How is everyone tonight?
Hello blog world, how are you tonight? Good? Great!
To those of you who are sick, I hope you feel better soon, seems there are many colds and flu bugs running around.
I just decided to write tonight as I am just about to watch a movie and then retire myself. Night at the Museum 2, I've watched about an hour of it already, and it's been a good one so far.
I've had a lot going on in my mind lately, not much in the real world. I've been really up and down emotionally, but I have again learned something about myself. I'd like to say it's been nice to have this blog to write things down in, to let them out to the world as it were, whatever world this is.
Seems like there's a lot of buzz about Oprah ending her show, and is it 2011 I hear? Does anyone else NOT care about this? Did everyone think she was going to do it forever or something? Just my opinion.
Kids are selfish brats. Only a kid makes a birthday card for their grandmother and cries because they don't get to use the same stuff the other kids do, I mean really, grandma isn't going to love it any less just because it doesn't look like all the others' stuff. It occurred to me that kids don't make cards for birthdays and other holidays for the grownups to tell them they love them, instead, it's yet another opportunity to grab the attention, a way to make themselves feel "special" somehow. I had to tell the kid that his self worth does not hinge on foamy sticky backed letters. Grandma will love him anyhow. Jeez. He did get to use them of course, but still, the lesson is there. How selfish are we as humans to allow ourselves to get upset over something that is supposed to be a completely selfless act? I know I shouldn't expect a kid to understand that, but I mean, why not? Maybe if we learned as kids that our self worth has nothing to do with what others think, but it is in ourselves, we would not grow up to be selfish, needy, and spineless adults. I'm one that knows from experience, my whole life until very recently was just like this, and 98% of it was because of feeling inadequate, I was so worried about what others thought of me. I let others determine my self worth.
Well enough of that, I'll get off my soapbox now.

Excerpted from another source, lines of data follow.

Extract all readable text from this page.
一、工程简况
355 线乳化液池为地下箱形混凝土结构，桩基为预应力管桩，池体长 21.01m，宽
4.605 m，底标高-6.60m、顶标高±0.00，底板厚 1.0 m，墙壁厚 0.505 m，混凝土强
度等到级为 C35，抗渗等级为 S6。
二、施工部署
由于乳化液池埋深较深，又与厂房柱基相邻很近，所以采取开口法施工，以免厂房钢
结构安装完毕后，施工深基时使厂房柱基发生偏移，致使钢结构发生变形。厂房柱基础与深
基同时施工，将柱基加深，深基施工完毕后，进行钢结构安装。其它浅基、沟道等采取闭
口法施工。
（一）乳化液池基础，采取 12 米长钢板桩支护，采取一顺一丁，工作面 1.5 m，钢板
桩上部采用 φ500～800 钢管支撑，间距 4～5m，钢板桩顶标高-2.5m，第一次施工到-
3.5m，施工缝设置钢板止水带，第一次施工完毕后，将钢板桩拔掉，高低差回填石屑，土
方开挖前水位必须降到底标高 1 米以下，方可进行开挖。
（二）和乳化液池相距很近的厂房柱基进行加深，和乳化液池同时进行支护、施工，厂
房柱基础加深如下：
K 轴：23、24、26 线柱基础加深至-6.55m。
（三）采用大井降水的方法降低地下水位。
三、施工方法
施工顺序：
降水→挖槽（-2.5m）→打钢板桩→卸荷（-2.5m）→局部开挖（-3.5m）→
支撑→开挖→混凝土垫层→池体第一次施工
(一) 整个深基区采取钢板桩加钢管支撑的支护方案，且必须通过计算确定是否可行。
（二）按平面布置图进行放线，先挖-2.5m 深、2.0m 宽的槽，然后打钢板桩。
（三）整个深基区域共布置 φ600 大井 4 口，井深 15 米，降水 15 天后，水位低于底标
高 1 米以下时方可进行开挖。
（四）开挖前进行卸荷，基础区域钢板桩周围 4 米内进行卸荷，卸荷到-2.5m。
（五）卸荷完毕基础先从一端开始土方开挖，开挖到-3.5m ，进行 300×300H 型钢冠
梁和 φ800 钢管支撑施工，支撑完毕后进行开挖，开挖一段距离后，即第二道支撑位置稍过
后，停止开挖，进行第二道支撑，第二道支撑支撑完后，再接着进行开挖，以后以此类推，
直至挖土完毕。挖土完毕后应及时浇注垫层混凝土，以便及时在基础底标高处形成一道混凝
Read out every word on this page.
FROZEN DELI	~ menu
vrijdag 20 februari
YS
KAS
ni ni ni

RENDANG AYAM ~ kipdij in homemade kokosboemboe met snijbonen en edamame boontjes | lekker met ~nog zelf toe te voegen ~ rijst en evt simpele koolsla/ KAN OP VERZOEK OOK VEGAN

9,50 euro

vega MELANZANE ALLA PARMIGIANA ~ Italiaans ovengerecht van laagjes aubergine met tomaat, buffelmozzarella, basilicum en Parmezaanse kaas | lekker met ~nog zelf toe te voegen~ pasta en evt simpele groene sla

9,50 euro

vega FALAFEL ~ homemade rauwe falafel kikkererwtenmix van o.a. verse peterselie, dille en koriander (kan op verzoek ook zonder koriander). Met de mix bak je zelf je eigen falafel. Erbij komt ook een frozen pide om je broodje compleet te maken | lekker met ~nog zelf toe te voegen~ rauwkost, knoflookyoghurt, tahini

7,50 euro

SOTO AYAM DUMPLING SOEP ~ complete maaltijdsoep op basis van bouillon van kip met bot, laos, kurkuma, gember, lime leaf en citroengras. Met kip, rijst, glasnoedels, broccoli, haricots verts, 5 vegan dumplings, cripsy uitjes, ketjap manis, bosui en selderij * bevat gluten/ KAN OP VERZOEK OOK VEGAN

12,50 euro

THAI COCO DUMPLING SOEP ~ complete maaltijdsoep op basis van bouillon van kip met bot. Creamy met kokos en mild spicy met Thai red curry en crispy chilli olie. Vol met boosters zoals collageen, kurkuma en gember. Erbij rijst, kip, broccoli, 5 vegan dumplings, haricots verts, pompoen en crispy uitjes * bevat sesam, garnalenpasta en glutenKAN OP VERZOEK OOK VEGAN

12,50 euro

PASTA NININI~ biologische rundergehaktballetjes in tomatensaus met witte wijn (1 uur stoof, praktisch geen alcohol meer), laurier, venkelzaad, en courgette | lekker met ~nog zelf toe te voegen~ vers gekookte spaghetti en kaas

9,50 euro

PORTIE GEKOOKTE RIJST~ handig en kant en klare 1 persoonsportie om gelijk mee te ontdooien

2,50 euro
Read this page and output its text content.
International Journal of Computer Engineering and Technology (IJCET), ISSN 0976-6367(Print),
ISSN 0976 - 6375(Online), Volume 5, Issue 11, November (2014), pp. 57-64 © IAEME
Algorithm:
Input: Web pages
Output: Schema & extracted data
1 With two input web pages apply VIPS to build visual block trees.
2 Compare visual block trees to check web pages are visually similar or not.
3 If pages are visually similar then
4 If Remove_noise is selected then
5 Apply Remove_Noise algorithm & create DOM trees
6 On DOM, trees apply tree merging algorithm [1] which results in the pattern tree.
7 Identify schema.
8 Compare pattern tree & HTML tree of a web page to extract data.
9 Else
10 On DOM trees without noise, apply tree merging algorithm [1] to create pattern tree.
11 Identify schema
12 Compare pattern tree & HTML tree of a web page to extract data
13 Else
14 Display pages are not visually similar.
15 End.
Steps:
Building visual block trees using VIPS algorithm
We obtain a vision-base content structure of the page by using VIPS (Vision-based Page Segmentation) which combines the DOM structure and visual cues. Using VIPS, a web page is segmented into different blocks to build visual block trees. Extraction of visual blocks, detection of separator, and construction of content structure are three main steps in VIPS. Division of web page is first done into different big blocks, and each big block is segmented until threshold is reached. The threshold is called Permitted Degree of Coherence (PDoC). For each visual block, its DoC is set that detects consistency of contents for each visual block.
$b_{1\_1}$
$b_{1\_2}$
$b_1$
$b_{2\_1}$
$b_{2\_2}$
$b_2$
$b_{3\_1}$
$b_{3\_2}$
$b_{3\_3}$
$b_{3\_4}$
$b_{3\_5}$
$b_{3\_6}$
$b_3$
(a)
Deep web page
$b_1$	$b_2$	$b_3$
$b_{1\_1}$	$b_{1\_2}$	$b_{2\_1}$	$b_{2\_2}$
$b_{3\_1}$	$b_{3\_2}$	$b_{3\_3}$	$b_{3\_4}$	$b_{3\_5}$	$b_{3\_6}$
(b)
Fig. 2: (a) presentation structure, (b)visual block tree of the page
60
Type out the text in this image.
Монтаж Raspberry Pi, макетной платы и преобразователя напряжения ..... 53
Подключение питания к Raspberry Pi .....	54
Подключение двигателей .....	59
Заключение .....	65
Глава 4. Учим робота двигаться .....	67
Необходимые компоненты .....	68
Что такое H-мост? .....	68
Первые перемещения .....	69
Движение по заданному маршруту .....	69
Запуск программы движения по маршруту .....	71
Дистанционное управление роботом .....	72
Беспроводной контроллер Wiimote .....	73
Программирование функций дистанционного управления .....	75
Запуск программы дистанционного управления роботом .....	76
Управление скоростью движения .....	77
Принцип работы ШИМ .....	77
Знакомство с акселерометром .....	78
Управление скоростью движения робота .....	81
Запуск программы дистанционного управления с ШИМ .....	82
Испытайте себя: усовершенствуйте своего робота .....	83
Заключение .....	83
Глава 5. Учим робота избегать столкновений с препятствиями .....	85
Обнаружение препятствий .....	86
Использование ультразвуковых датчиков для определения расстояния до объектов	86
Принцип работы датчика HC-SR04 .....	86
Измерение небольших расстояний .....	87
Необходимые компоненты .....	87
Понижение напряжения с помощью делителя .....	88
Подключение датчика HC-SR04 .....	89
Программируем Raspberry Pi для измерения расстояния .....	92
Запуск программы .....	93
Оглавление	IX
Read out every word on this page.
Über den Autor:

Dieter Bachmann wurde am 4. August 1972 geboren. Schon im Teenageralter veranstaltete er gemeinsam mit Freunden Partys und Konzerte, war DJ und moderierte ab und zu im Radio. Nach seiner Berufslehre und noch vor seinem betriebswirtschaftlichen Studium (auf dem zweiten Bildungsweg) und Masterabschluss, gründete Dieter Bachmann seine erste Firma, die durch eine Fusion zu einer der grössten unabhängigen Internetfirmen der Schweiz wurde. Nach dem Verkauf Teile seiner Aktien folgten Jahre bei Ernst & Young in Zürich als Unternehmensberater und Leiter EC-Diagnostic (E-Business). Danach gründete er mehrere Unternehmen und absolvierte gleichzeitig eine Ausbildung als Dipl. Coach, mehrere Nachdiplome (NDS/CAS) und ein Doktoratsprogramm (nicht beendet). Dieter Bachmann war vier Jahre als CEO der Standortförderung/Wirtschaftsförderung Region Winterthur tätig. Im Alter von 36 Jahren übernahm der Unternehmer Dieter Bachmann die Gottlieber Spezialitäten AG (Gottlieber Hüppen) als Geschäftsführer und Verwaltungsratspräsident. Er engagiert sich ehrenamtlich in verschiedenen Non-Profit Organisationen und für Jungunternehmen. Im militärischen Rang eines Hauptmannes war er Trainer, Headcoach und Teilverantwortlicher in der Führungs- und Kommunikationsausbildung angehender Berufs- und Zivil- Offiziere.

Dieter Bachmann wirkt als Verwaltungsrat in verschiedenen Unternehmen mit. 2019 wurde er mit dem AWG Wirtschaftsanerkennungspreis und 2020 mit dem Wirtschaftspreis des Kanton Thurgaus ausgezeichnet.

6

Hell what's a soapbox anyway? Why can't I just say I'm done preaching and that be good enough? Interesting isn't it? I said that because it's what I thought people would want to read. But it's not about that. So, done preaching, end of story.
This is something. I went to the kitchen to make something to eat just a minute ago, and while I was doing that, I went out to the den to check out the Star Trek Enterprise rerun on tv, then came back to the kitchen. I heard a noise coming from the bathroom (it's adjacent to the kitchen)that sounded like the shower running. I decided to go see who in the world is taking a shower at 2 in the morning, and to my surprise, the cold water line going to the sink had turned into a geyser! I caught it before it made a major mess, but what if I hadn't gone to make something to eat, and had gone to bed instead? Holy moley! It may have been hours before anyone noticed, and what a mess that would have been. That's just amazing to me. The timing could not have been better. I got the valve turned off, and will deal with fixing it tomorrow, but wow, that was just cool.
I'm going to turn on that movie now, and then go to bed, but when I have something else to say I'll be back.
2 comments:
Wow, thank goodness you got hungry and lucky - cleaning up all that water would have stuuuunk. lol
It seems you were feeling "chipper" (lol I hate that word but I can't think of anything better this early in the morning so we'll leave it there)last night and that's good to see. Glad you are doing well.
Ugh water problems. It IS amazing how quickly those can get out of control, take it from me. Haven't seen you around lately, hope all is well! Also, yes. Kids are selfish. Grappling with that ego thing and all.